We have an Express API that connects to a Postgres database using Sequelize.
One of our endpoints returns a list of sales, which accepts different query parameters like page, column order, filters, and a search term. And that search is just ilike
s against the search term on 8 columns, plus 2 other more complex ilikes: one that compares the term against a concatenation of the first and last name of the client (using the concat
function); and other that compares it against an acronym of a location name (which uses regexp_replace
on that column).
We’re testing with the client that has the most data (100k rows aprox), and the endpoint usually takes between 1 and 2 seconds, which is acceptable, but if the search is performed, it takes like 6 seconds.
There are some simple stuff we can do, like reduce the amount of columns we search on (we’re evaluating if all of them are necessary), stop doing the acronym thing, and do something else instead of that concat for the full name, like the || operator (which I’m trying to do on Sequelize). Also we can use indexes.
But other than that, what would you recommend to do? I’m evaluating using Elasticsearch, but it may be overkill and needs time to set up and maintain.
I also read about Full Search Text on Postgres, which would make searching much faster, and would give us more advanced search features (similar to Elasticsearch), would you recommend it? I think you would pair this with gist or gin indexes, right?
Any other recommendation?
2
Answers
try using index on that columns for text search
i didnt used before but i have experince in elasticsearch
elasticsearch has big stack and its for large data sets like daily 100k documents.
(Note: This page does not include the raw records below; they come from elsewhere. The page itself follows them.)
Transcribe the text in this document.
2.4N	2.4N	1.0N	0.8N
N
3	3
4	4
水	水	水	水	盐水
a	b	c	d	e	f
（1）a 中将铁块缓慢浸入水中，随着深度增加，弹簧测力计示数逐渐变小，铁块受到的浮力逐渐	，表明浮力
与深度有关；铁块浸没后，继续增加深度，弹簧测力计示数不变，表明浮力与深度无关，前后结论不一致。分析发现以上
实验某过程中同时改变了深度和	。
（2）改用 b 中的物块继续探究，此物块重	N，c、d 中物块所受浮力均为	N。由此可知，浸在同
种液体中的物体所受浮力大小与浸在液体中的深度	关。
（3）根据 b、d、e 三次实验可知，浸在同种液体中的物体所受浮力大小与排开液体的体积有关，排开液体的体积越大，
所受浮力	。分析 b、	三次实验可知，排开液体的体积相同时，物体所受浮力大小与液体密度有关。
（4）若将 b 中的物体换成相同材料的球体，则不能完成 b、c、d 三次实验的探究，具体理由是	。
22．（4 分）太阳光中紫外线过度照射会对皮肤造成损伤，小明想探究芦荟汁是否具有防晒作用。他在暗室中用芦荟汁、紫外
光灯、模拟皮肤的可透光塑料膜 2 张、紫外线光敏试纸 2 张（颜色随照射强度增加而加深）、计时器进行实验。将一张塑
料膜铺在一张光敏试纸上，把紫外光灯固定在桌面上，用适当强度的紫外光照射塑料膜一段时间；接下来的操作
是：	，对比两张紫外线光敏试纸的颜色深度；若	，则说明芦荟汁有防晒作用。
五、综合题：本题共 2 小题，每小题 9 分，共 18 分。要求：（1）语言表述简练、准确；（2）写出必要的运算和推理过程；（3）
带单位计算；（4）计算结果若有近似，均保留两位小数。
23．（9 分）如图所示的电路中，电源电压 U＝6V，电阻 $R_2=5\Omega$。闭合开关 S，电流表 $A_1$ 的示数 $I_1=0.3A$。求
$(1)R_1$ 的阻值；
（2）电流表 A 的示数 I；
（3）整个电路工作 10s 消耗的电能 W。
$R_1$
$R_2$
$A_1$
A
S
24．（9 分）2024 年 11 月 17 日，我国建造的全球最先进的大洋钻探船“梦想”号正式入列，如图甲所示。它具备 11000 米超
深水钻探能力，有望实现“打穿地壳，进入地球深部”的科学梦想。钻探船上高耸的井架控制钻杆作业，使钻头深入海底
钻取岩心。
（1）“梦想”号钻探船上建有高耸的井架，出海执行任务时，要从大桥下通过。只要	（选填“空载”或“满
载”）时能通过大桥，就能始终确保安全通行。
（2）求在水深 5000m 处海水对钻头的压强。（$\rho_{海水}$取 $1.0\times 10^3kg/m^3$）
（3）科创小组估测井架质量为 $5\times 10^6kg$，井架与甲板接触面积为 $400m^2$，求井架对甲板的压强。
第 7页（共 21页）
u just need simple text search dont need to bring elastic(search engine features) for that simple query
try features u have before using new technologies
For this problem, I would probably start by evaluating which of the operations is taking the most time. It may be the case that the concatenation and ILIKE clauses are taking up time, or it may be the case that your storage is loading the data into RAM slow. It’s very difficult to tell from just a description of the query.
To that end, I highly recommend using Postgres’ query plan analysis tools. (https://www.postgresql.org/docs/current/sql-explain.html)
EXPLAIN ANALYZE
will give you a query plan (the internal execution steps that postgres is taking), which you can then copy-paste into a query plan visualizer like dalibo (https://explain.dalibo.com/).Once you’ve done that, you can see plainly which exact part of your query is taking the most time.
That said, if you haven’t indexed the columns that you are searching on, that is step 0. Everything after indexing is an afterthought. Correct indexing will give you 90%+ time saved on many queries. Everything else is on the order of 5 or 10%.
Note that a regular b-tree postgres index on a string column will only actually be used by the postgres query planner if certain conditions are met. Most importantly, it will only be used when searching for substrings that are at the start of the overall string.
To get around this, you will need to use a postgres full text search index. The choice of GIN or GIST indexes is very very minor when compared to the time save of simply having an index at all.